Others swipe, we scan
Unlike
many developed economies’ high penetration of credit cards or bank
checks, China seems to have stepped over the period and become a
stunning leader in digital payment with a dramatic surge in a short
time.
In only three years from 2013 to 2016, the
total number of mobile transaction via the third-party payment platforms
skyrocketed more than 30 folds from 3.77 billion to more than 97
billion, according to official data from Payment and Clearing
Association of China.
Chinas’
mobile payment reached 5.5 trillion US dollars in 2016, almost 50 times
of the size of US market 112 billion US dollars in the same year,
according to data from consulting firm iResearch.
The
huge digital payment market has been carved up mainly by Alipay and
WeChat Pay with 54 percent and 40 percent respectively in the first half
of 2017, another iResearch report showed.
But they
adopted the same strategy: involving the end-users into its business
ecosystem as deep as possible.
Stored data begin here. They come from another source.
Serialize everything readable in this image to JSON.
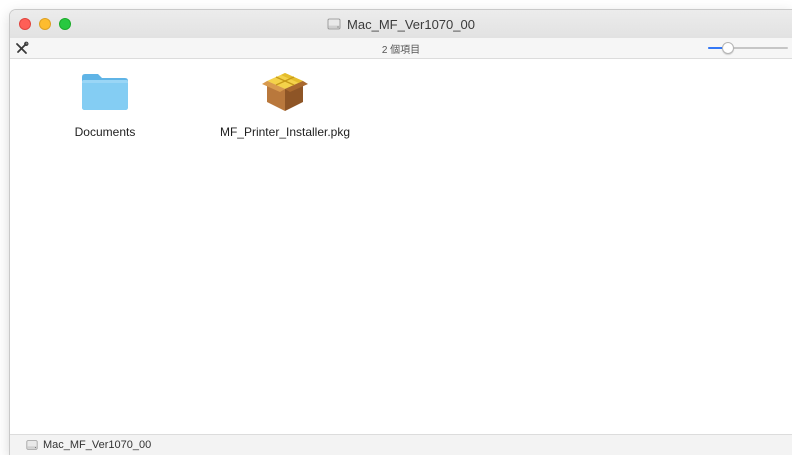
{
  "window": {
    "title": "Mac_MF_Ver1070_00",
    "title_icon": "disk-image-icon"
  },
  "toolbar": {
    "tools_icon": "tools-icon",
    "item_count": "2 個項目",
    "zoom_level": 0.2
  },
  "items": [
    {
      "name": "Documents",
      "icon": "folder-icon"
    },
    {
      "name": "MF_Printer_Installer.pkg",
      "icon": "package-icon"
    }
  ],
  "statusbar": {
    "path_label": "Mac_MF_Ver1070_00",
    "path_icon": "disk-image-icon"
  },
  "colors": {
    "close": "#fe5f57",
    "minimize": "#febc2e",
    "maximize": "#28c840",
    "folder": "#72c3f0",
    "accent": "#3478f6"
  }
}
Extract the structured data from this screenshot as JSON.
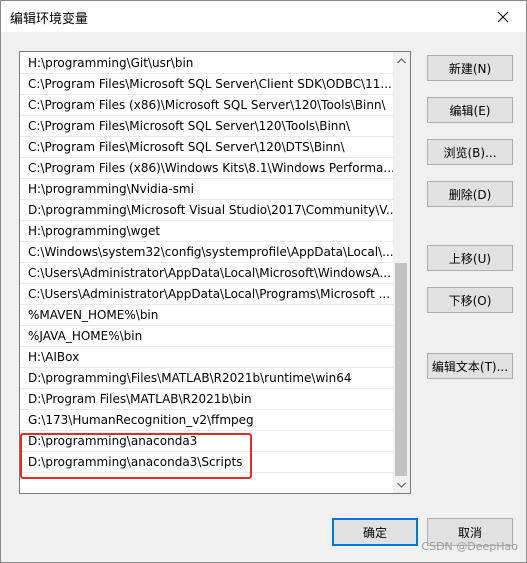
{
  "window": {
    "title": "编辑环境变量"
  },
  "paths": [
    "H:\\programming\\Git\\usr\\bin",
    "C:\\Program Files\\Microsoft SQL Server\\Client SDK\\ODBC\\11...",
    "C:\\Program Files (x86)\\Microsoft SQL Server\\120\\Tools\\Binn\\",
    "C:\\Program Files\\Microsoft SQL Server\\120\\Tools\\Binn\\",
    "C:\\Program Files\\Microsoft SQL Server\\120\\DTS\\Binn\\",
    "C:\\Program Files (x86)\\Windows Kits\\8.1\\Windows Performa...",
    "H:\\programming\\Nvidia-smi",
    "D:\\programming\\Microsoft Visual Studio\\2017\\Community\\V...",
    "H:\\programming\\wget",
    "C:\\Windows\\system32\\config\\systemprofile\\AppData\\Local\\...",
    "C:\\Users\\Administrator\\AppData\\Local\\Microsoft\\WindowsA...",
    "C:\\Users\\Administrator\\AppData\\Local\\Programs\\Microsoft ...",
    "%MAVEN_HOME%\\bin",
    "%JAVA_HOME%\\bin",
    "H:\\AIBox",
    "D:\\programming\\Files\\MATLAB\\R2021b\\runtime\\win64",
    "D:\\Program Files\\MATLAB\\R2021b\\bin",
    "G:\\173\\HumanRecognition_v2\\ffmpeg",
    "D:\\programming\\anaconda3",
    "D:\\programming\\anaconda3\\Scripts"
  ],
  "buttons": {
    "new": "新建(N)",
    "edit": "编辑(E)",
    "browse": "浏览(B)...",
    "delete": "删除(D)",
    "move_up": "上移(U)",
    "move_down": "下移(O)",
    "edit_text": "编辑文本(T)...",
    "ok": "确定",
    "cancel": "取消"
  },
  "watermark": "CSDN @DeepHao",
  "colors": {
    "highlight": "#e32b22",
    "default_button_border": "#0078d7"
  }
}
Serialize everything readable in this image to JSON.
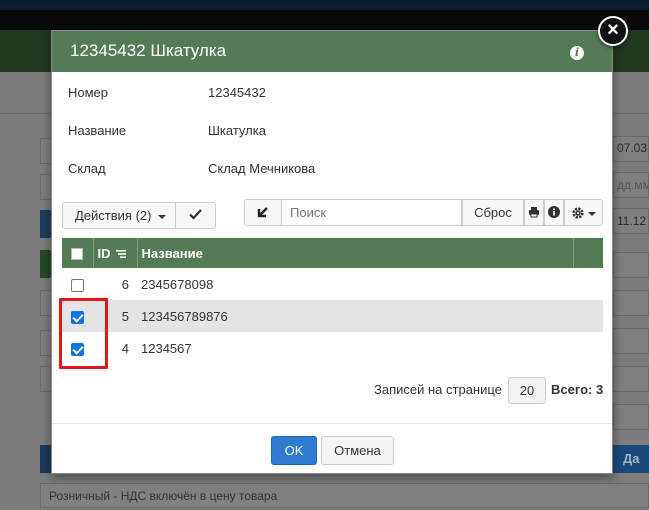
{
  "modal": {
    "title": "12345432 Шкатулка",
    "info_icon": "info-icon",
    "close_icon": "close-icon"
  },
  "properties": [
    {
      "label": "Номер",
      "value": "12345432"
    },
    {
      "label": "Название",
      "value": "Шкатулка"
    },
    {
      "label": "Склад",
      "value": "Склад Мечникова"
    }
  ],
  "toolbar": {
    "actions_label": "Действия (2)",
    "search_placeholder": "Поиск",
    "reset_label": "Сброс"
  },
  "table": {
    "columns": [
      "ID",
      "Название"
    ],
    "rows": [
      {
        "id": "6",
        "name": "2345678098",
        "checked": false
      },
      {
        "id": "5",
        "name": "123456789876",
        "checked": true
      },
      {
        "id": "4",
        "name": "1234567",
        "checked": true
      }
    ]
  },
  "paging": {
    "per_page_label": "Записей на странице",
    "page_size": "20",
    "total_label": "Всего: 3"
  },
  "footer": {
    "ok_label": "OK",
    "cancel_label": "Отмена"
  },
  "background": {
    "right_texts": [
      "07.03",
      "дд.мм",
      "11.12"
    ],
    "yes_label": "Да",
    "bottom_field": "Розничный - НДС включён в цену товара"
  },
  "colors": {
    "header_green": "#547c54",
    "primary_blue": "#2f7bd2",
    "highlight_red": "#e3171a",
    "checkbox_blue": "#0b74e5"
  }
}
The two payment tools can complete every
single transaction in your life: purchasing online or offline, hailing a
car, booking a flight or train ticket, topping up your phone, paying
utility bills, transferring money to every account and even buying
various wealth management products.
Regulation to catch up
Nothing is perfect, neither is digital payment.
Currently,
the online payment via the third-party payment tools in China are
conducted directly between the payment tools and banks, bypassing the
central bank’s clearing system.
So the central bank
could not have detailed transaction information and capital flow and
there are rising concerns that the direct payment tools-bank connection
can be used in money laundering, credit cards cashing out and illicit
money transferring.
Therefore, the People’s Bank of
China, the country’s central bank, has required all banks and
third-party payment institutions to connect to a unified platform called
Nets Union Clearing Corporation (NUCC) by June 30 of 2018 to ensure
effective regulation and transaction security.